The Tax Office has strong powers of recovery, with the power to make directors personally liable for company debts in certain circumstances.
Most businesses make instalments towards their annual tax liability and these need to be factored into your cash flow forecast calculations.
It is possible for your business to vary the amount you pay for your tax installments. However, penalties apply for inappropriate variations, so it is recommended that you use extreme caution, and talk to your accountant.
12. Budget for Cash
In any business Cash is King. All items which have been budgeted for, both income and expenses, must be reviewed for their impact on cash. It is not just the size of the expense, but the timing of when the money comes in and when the money goes out, that is important.
Understanding your debtor days - the average amount of time it takes your debtors to pay their bills owing to you - is vital to understanding cash inflows. Most software programs automatically calculate this for you.
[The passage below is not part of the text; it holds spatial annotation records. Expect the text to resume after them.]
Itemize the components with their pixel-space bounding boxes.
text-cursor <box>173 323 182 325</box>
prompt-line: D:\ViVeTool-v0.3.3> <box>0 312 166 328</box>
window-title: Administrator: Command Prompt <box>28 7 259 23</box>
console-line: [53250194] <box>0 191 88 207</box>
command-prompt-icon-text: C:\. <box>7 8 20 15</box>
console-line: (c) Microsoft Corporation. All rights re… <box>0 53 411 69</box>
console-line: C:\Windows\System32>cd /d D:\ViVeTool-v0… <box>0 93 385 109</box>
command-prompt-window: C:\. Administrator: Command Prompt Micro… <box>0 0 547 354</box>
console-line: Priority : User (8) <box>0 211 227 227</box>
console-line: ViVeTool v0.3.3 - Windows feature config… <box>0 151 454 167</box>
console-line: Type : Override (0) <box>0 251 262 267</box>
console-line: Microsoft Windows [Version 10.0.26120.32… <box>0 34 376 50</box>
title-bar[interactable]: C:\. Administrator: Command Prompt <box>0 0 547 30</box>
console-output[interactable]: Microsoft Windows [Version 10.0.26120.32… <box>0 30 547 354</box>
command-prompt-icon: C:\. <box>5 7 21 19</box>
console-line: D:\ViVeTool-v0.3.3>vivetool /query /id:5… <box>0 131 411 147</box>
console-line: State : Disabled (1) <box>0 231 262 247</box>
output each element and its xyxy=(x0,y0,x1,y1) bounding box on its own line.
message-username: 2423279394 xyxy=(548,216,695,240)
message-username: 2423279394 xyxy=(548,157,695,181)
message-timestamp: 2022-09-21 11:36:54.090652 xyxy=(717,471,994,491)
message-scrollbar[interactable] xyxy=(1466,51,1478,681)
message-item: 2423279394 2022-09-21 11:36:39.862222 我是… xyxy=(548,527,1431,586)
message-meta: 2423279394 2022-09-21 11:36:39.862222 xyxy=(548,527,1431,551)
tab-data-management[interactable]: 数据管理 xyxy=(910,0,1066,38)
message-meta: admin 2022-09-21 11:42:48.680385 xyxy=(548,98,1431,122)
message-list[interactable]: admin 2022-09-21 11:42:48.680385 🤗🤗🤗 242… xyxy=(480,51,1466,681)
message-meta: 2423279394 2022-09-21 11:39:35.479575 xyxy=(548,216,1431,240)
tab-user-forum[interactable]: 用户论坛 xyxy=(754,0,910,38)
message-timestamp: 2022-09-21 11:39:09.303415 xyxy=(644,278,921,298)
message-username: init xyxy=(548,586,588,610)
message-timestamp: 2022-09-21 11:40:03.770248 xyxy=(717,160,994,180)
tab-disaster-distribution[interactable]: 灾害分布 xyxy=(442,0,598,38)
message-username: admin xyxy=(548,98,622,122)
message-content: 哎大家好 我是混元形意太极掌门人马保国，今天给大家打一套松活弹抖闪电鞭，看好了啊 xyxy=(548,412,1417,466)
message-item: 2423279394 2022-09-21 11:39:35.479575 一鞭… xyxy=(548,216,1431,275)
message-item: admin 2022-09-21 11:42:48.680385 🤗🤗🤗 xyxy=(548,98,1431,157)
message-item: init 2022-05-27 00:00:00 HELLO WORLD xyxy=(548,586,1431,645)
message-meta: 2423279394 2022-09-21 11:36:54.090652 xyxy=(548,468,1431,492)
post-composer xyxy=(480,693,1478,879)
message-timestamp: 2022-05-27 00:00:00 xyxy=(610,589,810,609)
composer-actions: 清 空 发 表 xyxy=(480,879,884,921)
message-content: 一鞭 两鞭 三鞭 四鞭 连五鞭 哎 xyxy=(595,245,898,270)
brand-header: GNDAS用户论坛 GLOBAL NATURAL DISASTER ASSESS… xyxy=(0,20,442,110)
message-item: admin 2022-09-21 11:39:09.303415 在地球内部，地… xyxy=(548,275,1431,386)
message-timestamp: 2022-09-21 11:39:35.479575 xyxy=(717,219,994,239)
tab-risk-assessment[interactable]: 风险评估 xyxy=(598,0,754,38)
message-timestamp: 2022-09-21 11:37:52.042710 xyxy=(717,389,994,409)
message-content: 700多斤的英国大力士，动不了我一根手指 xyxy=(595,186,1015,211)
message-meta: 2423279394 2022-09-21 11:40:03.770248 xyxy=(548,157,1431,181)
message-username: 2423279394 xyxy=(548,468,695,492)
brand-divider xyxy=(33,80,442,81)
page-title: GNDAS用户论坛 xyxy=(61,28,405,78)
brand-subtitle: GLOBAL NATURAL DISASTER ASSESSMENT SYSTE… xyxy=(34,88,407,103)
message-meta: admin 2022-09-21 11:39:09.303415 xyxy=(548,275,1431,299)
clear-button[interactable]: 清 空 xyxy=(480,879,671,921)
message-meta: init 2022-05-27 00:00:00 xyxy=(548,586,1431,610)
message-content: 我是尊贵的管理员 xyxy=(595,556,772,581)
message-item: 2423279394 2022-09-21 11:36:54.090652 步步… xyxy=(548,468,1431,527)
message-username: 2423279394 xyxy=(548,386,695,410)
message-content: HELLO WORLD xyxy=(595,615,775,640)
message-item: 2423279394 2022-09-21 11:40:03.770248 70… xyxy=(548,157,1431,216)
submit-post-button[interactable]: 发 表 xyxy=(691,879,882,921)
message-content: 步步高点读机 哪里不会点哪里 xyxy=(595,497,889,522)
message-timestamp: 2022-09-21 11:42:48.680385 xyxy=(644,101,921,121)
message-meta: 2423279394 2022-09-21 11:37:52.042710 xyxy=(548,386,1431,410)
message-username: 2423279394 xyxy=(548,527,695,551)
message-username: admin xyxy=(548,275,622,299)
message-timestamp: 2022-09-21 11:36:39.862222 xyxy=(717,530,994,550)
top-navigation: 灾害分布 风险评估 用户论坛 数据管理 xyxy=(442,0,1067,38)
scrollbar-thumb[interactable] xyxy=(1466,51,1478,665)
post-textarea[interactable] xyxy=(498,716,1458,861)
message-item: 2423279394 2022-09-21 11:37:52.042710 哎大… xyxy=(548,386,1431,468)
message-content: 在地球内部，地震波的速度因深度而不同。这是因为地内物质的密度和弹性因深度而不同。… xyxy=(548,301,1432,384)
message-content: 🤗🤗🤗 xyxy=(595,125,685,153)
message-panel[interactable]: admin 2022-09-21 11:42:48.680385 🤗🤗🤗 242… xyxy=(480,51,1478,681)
It is very important for cash planning because you need to know the average amount of time it takes your clients to pay you after you have issued your invoice.
Once you know your average debtor days, you can plan for this on your cash flow forecast.
The budget process has identified how much you expect to achieve in sales for each month of the year. The cash flow forecast then plots the timing of the cash received when the invoice is paid.
The importance of this step cannot be overstated. By plotting when you expect to receive the cash, you can compare this against your expectations for when expenses must be paid.
This will give you a clear picture of what your cash position will look like in the months ahead. It allows you to plan now for any shortfall or deficits that you see looming on the horizon, and lets you put plans in place to deal with it before it happens.
This is one of the most important benefits of budgets and cash flow planning. It lets you plan in advance for any tight financial situation which may occur and lets you put in place alternative funding arrangements if you can see difficult times ahead.
13. Review your budget
Budgets should be reviewed monthly if you want to quickly identify overspending and potentially loss making situations.
Work through every line of the profit and loss report, and consider:
- Is there a better way of achieving this outcome?
- Is there a more cost-effective way of doing this?